Paris, France, 2020. Le premier confinement lié au COVID-19 déroute Alexandre Gaulmin, professionnel de l’industrie musicale passionné de traduction, lui aussi gay, mais blanc. C’est en tombant sur un fanzine qu’il découvre l’auteur originaire de l’Alabama. Quelques DM sur Instagram plus tard et en dépit du contraste des deux trajectoires, les voilà unies par un lien indéfectible.
Dans la même veine qu’Anthologie Douteuses, la défricheuse Rotolux Press édite le fruit de leur rencontre. Dégoulinant de sécrétions diverses, Johnny, est-ce que tu m’aimerais si j’avais une plus grosse bite ? se taille une place de choix dans un catalogue déjà riche de fléchettes arôme musc-et-transpi. Les chapitres, courts et visuels, font la part belle au passé zineur de Brontez Purnell qui s’est d’abord illustré dans la création et la vente de feuillets insolents. Le sud raciste et homophobe des États-Unis, théâtre d’une jeunesse aventureuse quoique frustrée, lasse bien vite celui qui voit dans le Golden State un éden à croquer. Voici donc la période de transition que l’auteur décrit dans ces mémoires à haut potentiel insurrectionnel. D’idylles foireuses en tournées farceuses et farcies d’imprévus, de colocs aux scorpions perdus en irritants acolytes de cercles de parole, le texte enchaîne situations cruelles et blagues tonitruantes, fidèlement rendues en français par le travail de son traducteur. Pour rendre justice à cet événement éditorial, le mieux était encore de donner la parole à ses deux plumes.
Manifesto XXI : Pour commencer, comment vous êtes-vous rencontrés tous les deux ?
Brontez Purnell : Je crois me souvenir qu’Alexandre avait écrit quelque chose autour de Fag School sous un post Instagram ?
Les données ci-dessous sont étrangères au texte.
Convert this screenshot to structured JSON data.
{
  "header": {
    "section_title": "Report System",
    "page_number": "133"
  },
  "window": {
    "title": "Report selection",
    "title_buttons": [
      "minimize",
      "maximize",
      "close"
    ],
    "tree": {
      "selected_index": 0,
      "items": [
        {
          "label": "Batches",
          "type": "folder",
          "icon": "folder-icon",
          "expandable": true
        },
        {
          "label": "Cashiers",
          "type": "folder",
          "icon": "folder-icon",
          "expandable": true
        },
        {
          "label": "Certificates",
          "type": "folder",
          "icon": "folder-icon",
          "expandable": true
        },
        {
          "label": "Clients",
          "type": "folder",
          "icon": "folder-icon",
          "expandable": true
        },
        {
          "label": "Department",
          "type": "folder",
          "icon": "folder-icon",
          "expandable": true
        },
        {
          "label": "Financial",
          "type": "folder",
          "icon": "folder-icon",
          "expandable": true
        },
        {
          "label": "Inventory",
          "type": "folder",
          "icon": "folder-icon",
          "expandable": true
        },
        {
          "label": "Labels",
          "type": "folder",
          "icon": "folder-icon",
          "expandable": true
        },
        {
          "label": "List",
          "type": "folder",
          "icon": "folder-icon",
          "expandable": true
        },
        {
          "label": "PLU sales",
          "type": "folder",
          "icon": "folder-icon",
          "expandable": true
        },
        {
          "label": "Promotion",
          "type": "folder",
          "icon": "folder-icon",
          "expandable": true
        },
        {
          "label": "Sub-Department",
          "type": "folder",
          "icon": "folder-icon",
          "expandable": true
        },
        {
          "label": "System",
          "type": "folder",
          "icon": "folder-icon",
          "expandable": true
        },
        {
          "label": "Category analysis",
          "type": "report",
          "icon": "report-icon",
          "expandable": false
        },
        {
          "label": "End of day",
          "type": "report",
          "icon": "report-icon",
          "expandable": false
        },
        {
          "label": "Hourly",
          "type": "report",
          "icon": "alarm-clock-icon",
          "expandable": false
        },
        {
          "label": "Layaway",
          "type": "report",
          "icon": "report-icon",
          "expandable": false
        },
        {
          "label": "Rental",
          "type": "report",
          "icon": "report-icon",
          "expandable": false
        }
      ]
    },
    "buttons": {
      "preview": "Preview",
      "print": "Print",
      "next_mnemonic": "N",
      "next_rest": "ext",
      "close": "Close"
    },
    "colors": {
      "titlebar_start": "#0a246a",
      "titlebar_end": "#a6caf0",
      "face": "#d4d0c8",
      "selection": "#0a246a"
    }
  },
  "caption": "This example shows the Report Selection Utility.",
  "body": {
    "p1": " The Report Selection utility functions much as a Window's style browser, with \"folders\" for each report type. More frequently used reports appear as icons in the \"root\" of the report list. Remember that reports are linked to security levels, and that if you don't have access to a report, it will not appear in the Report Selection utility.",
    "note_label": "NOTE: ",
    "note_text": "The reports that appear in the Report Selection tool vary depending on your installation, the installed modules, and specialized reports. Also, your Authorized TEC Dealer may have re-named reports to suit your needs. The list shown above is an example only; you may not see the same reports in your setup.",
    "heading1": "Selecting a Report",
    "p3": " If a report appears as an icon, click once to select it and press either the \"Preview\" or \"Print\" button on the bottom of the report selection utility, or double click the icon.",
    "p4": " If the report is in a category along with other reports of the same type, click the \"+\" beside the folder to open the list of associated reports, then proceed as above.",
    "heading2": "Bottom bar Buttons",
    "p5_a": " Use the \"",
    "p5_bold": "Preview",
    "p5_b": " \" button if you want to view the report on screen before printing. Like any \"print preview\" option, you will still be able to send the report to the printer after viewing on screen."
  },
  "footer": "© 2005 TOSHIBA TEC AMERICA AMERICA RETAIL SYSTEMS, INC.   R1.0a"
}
Alexandre Gaulmin : On avait des potes en commun dans la région de la baie de San Francisco, notamment au sein d’Unity Skateboarding, l’un des premiers crews de skate queer : un vrai espace de liberté. J’étais allé rencontrer ce collectif lors de leur passage à la Paris Ass Book Fair, où je leur avais acheté Fag School, un zine de Brontez, que j’ai lu plusieurs mois après. Et puis j’ai acheté Johnny pour en découvrir davantage. Ça m’a beaucoup plu et j’ai décidé de dessiner mon petit personnage Lil Fag en train de lire le bouquin. J’ai posté le dessin sur Insta en taguant Brontez, et il a répondu en me demandant si je pouvais traduire les paroles d’une chanson qu’il voulait enregistrer en français. De fil en aiguille, il a fini par me proposer de m’attaquer au livre tant que j’y étais. Je connaissais déjà son travail de musicien, parce que mon copain avait un t-shirt de lui, mais j’ignorais tout de ses textes. Quand il m’a demandé si je voulais traduire Johnny, je me suis dit : « J’adore San Francisco, j’adore ce mec, et j’ai pris du plaisir à lire ce livre, donc pourquoi pas ! »
Crédits : Simon Courchel
Comment décririez-vous le livre ?
BP : C’est un mélange de styles assez différents. J’ai commencé à l’écrire en 2007. Pour moi, c’est une photographie assez représentative de la vie des gays dans la région de la baie de San Francisco, juste avant l’arrivée de la PrEP. Les codes moraux n’étaient pas exactement les mêmes à cette période. Je travaillais en tant que serveur dans le Castro et aussi dans un sauna et je rédigeais le livre au fur et à mesure de mes expériences. Je n’arrive pas à croire que j’ai réussi à me ressaisir au point de parvenir au bout du bouquin, vu comment c’était le chaos dans ma vie à cette période. Je suis content de l’avoir fait. Parfois, je le relis et je me dis : « Quelle énergie j’avais ! »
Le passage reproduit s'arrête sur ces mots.